A bob is suspended from a crane by a cable of length $5m$. The crane and load are moving at a constant speed ${v_o}$. The crane is stopped by a bumper and the bob on the cable swings out at an angle of $60^\circ $. Find the initial speed ${v_o}$. $\left( {g = 9.8m/{s^2}} \right)$

(A) $2m{s^{ - 1}}$
(B) $3m{s^{ - 1}}$
(C) $5m{s^{ - 1}}$
(D) $7m{s^{ - 1}}$

Answer 1

Hint
When the crane is moving, the bob is moving with the same velocity. When the crane comes to rest, the bob swings like a pendulum. So the kinetic energy of the bob gets converted to the potential energy for which it rises. From this equation, we can find the initial velocity.
In this solution, we will be using the following formulas,
$\Rightarrow K.E. = \dfrac{1}{2}m{v^2}$
where $K.E.$ is the kinetic energy, $m$ is the mass and $v$ is the velocity.
and $P.E. = mgh$
where $P.E.$ is the potential energy, $g$ is the acceleration due to gravity and $h$ is the height.


Complete step by step answer
When the crane is moving with the initial velocity of ${v_o}$, the bob which is suspended from the crane is also moving with the same velocity of ${v_o}$. Now, when the crane suddenly comes to rest, the bob starts swinging like a pendulum.
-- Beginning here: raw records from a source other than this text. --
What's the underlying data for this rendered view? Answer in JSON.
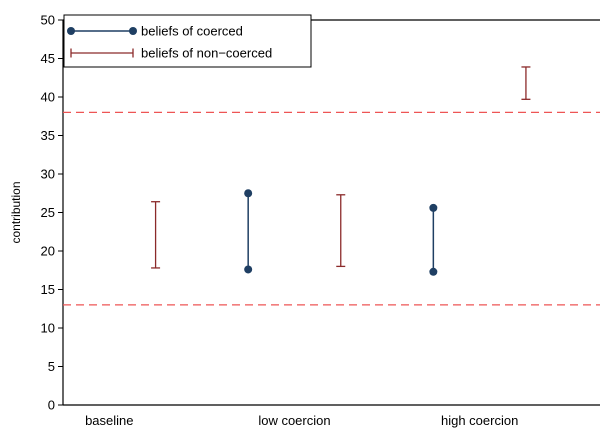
{
  "chart_data": {
    "type": "range",
    "title": "",
    "xlabel": "",
    "ylabel": "contribution",
    "ylim": [
      0,
      50
    ],
    "yticks": [
      0,
      5,
      10,
      15,
      20,
      25,
      30,
      35,
      40,
      45,
      50
    ],
    "categories": [
      "baseline",
      "low coercion",
      "high coercion"
    ],
    "series": [
      {
        "name": "beliefs of coerced",
        "style": "dot-range",
        "color": "#1f3f63",
        "ranges": [
          {
            "x": 1.75,
            "low": 17.6,
            "high": 27.5
          },
          {
            "x": 2.75,
            "low": 17.3,
            "high": 25.6
          }
        ]
      },
      {
        "name": "beliefs of non−coerced",
        "style": "capped-range",
        "color": "#8b2a2a",
        "ranges": [
          {
            "x": 1.25,
            "low": 17.8,
            "high": 26.4
          },
          {
            "x": 2.25,
            "low": 18.0,
            "high": 27.3
          },
          {
            "x": 3.25,
            "low": 39.7,
            "high": 43.9
          }
        ]
      }
    ],
    "reference_lines": [
      {
        "y": 38,
        "color": "#ee5555",
        "style": "dashed"
      },
      {
        "y": 13,
        "color": "#ee5555",
        "style": "dashed"
      }
    ],
    "legend_position": "top-left",
    "grid": false
  }
}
So the initial velocity of the bob before it starts swinging is ${v_o}$ .The final velocity of the bob becomes zero when the bob reaches the swing of $60^\circ $ according to the question.
So we can draw the bob after the crane comes to rest as,

Therefore, from the law of conservation of energy, the kinetic energy of the bob at the initial position gets converted to potential energy when it reaches a height $h$.
Hence we can write,
$\Rightarrow K.E. = P.E.$
Now the kinetic energy of the bob is given by $K.E. = \dfrac{1}{2}m{v_o}^2$ where $m$ is the mass of the bob.
And the potential energy at the height $h$ is $P.E. = mgh$.
Now the height $h$ can be written from the figure as, $h = 5 - 5\cos 60^\circ $
So on substituting all the values we get,
$\Rightarrow \dfrac{1}{2}m{v_o}^2 = mg\left( {5 - 5\cos 60^\circ } \right)$
The $m$ gets cancelled on both the sides and multiplying both the sides with 2 we get,
$\Rightarrow {v_o}^2 = 2g5\left( {1 - \cos 60^\circ } \right)$
The value of $\cos 60^\circ $ is equal to $\dfrac{1}{2}$. So substituting these values we get
$\Rightarrow {v_o}^2 = 2g5\left( {1 - \dfrac{1}{2}} \right)$
On substituting the value of $g = 9.8m/{s^2}$ as from the question and calculating we get,
$\Rightarrow {v_o}^2 = 10 \times 9.8 \times \dfrac{1}{2}$
On taking square root on both the sides we have,
$\Rightarrow {v_o} = \sqrt {49} $
Therefore, we get the initial velocity as,
$\Rightarrow {v_o} = 7m/s$
Hence the correct answer is option (D).

Note
Here we have taken the kinetic energy of the pendulum equal to its potential energy from the law of conservation of energy. It states that the total energy of any isolated system always remains constant and can only change from one form to another.